I've always liked that quote. It was inspiring and forward-looking: optimism from one of the great leaders and inspirers of our age.
But it is not for now. After reading that the Hartford Courant's publisher has been given his walking papers and replaced with the general-manager of Tribune's television stations, I knew this was the beginning of the end for real newspaper journalism in Connecticut.
The two stations, WTXX and WTIC-TV, will have studios in the Courant building. The press release accompanying the New Haven Independent story on the move, crows about "creating the largest print/broadcasting news-gathering operation in Connecticut."
"This is the future of media," said Randy Michaels, Tribune's chief operating officer. "Whether in print, over the air, or online -- the delivery mechanism isn't as important as the unique, rich nature of the content provided."
Michaels would have you believe this is innovation at its zenith, new, different, forward-looking.
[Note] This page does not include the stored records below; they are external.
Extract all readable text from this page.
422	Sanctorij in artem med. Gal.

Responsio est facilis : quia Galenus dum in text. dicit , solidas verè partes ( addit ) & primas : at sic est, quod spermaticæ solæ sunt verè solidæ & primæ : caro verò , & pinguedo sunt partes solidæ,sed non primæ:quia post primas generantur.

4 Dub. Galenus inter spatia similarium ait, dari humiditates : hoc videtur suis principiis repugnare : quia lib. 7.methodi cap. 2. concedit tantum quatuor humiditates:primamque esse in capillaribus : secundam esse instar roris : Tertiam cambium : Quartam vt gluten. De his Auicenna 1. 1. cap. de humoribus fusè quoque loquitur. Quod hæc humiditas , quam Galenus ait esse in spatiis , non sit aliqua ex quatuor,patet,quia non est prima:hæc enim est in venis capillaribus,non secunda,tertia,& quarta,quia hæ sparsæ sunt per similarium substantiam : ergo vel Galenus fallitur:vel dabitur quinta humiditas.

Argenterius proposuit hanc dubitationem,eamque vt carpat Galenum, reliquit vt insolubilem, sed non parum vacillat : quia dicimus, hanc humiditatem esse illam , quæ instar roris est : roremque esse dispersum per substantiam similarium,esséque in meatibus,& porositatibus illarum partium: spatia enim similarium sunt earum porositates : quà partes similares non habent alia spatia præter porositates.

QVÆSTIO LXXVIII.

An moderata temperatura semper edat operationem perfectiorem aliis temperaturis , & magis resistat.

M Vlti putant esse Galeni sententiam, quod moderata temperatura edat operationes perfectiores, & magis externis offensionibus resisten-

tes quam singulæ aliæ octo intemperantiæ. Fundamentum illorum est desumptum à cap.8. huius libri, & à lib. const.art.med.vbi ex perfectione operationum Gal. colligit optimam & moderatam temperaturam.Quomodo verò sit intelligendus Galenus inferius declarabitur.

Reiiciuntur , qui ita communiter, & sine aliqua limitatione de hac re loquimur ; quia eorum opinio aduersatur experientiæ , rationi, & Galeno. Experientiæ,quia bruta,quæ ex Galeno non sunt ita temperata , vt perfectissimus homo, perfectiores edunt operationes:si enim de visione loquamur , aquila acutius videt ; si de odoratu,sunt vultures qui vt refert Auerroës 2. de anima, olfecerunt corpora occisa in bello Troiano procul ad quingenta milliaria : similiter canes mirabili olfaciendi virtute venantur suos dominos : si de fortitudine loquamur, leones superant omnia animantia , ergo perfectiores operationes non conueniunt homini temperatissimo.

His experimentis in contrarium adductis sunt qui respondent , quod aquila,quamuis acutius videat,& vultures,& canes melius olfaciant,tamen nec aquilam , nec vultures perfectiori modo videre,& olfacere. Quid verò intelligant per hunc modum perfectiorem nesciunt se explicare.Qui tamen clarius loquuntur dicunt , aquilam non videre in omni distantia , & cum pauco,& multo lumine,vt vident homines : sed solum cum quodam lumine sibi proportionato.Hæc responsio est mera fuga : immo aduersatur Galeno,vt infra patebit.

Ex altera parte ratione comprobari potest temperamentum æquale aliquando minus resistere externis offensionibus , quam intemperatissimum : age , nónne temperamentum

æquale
Nah. Gannett has been doing this for years in Westchester, with its LoHud.com (lower Hudson Valley - get it?), which started out with a WCBS-TV studio in the Journal-News building and now has a TV camera in the newsroom and a strong Web site, along with a daily newspaper and video updates at scheduled times during the day.
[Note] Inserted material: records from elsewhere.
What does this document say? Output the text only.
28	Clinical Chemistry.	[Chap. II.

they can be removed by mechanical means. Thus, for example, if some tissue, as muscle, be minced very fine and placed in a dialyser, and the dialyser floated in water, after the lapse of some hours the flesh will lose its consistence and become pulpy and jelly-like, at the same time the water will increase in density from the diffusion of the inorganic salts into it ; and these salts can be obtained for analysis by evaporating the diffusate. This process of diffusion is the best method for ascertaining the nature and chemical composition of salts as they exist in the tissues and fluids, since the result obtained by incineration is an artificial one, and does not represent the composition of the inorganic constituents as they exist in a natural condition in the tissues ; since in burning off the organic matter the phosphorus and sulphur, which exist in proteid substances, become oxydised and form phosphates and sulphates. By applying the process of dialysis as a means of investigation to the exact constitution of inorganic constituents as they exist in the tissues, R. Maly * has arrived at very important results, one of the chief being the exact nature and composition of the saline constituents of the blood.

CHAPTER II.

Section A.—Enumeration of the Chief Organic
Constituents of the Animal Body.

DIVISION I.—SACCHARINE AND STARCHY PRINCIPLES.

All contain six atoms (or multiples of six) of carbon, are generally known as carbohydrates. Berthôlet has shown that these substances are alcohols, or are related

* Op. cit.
Gannett has figured out that if you put a story uncovered by one of your reporters on line or on television before it is printed in your newspaper, you haven't scooped yourself. I don't think the New Haven Register has figured that out yet.
Paul Bass, in his Independent story, asks if this move by the Courant is a strategy to save money or to increase the coverage of the state and the region by the Tribune entity.
It may be both. The Journal-News' newsroom has a lot of empty desks, and those still working there have been asked to do a lot more with a lot fewer bodies -- editing both the paper and the Web site, which is constantly updated. When you do that, quality has to suffer. I don't care how good you are, quality has to suffer when fewer people are asked to do a lot more.
Look at today's New York Times. On the front, eight people died in that nursing home tragedy. On the index page, it's six. The story says eight. Years ago, that almost never happened. Now, it's routine.
The Tribune release says the delivery system isn't as important as the news itself. When you are talking about news in papers and on the 'Net, that's right. Television is a whole other thing.
Stories for television are reported and written differently from those in print, whether that print is on paper or Internet. Photos, maps and other graphics are important to newspaper stories; photos, graphics and videos complement Internet-based stories such as those in the Independent. But the written word still conveys the story. Words can create images in readers' minds that photos and graphics cannot. They convey the facts.
Television is different. In television, the picture is king. Stories are produced differently, reported differently and certainly written differently. There is no 13-second sound bite in newspapers.
It's just different. So how does a guy who managed a television station run a newspaper? True, most newspaper publishers come from the business side of the business. But they understand newspaper ads, newspaper budgets, newspaper problems. Can this television guy understand the Courant and its problems and, more importantly, its potentials?
I worked in news in Connecticut for nearly 30 years. I worked in the Hartford-New Haven corridor for most of it. No matter where you were, you compared yourself to the Hartford Courant. It was always the 800-pound guerrilla, whether you liked it or not.
Were Bob Conrad and Bill Ryan of the Hartford Times better than anyone the Courant had at the state Capitol? Sure, but the overall package at the Courant was better. They had a dozen people to throw at a story, when the Times or the New Haven Register had maybe two. They had the money, the resources. No more.
I hope this works out at the Courant. Connecticut needs at least one strong daily newspaper.
Hearst has newspapers in Fairfield County, but Fairfield County thinks it's New York. Papers in New Haven and Torrington and Middletown are part of the bankrupt Journal-Register. Papers in New London, Norwalk, Waterbury, Rockville-Manchester, Windham and Meriden are independents somehow hanging on. Whether the businessman who bought papers in Bristol and New Britain from Journal-Register can succeed is still way up in the air.
I think sites like the Independent are the future of print journalism in Connecticut. I'm not saying that because I do work for it. I'm saying that because I don't think this experiment in Hartford will work.
As Tevya said in "Fiddler on the Roof," a fish may fall in love with a bird, but where would they live? I think there is a fish falling in love with a bird in Hartford. And I think that match is the beginning of the end for newspapers in Connecticut.
I hope I'm wrong. As God is my judge, I hope I'm wrong. But I don't think I am.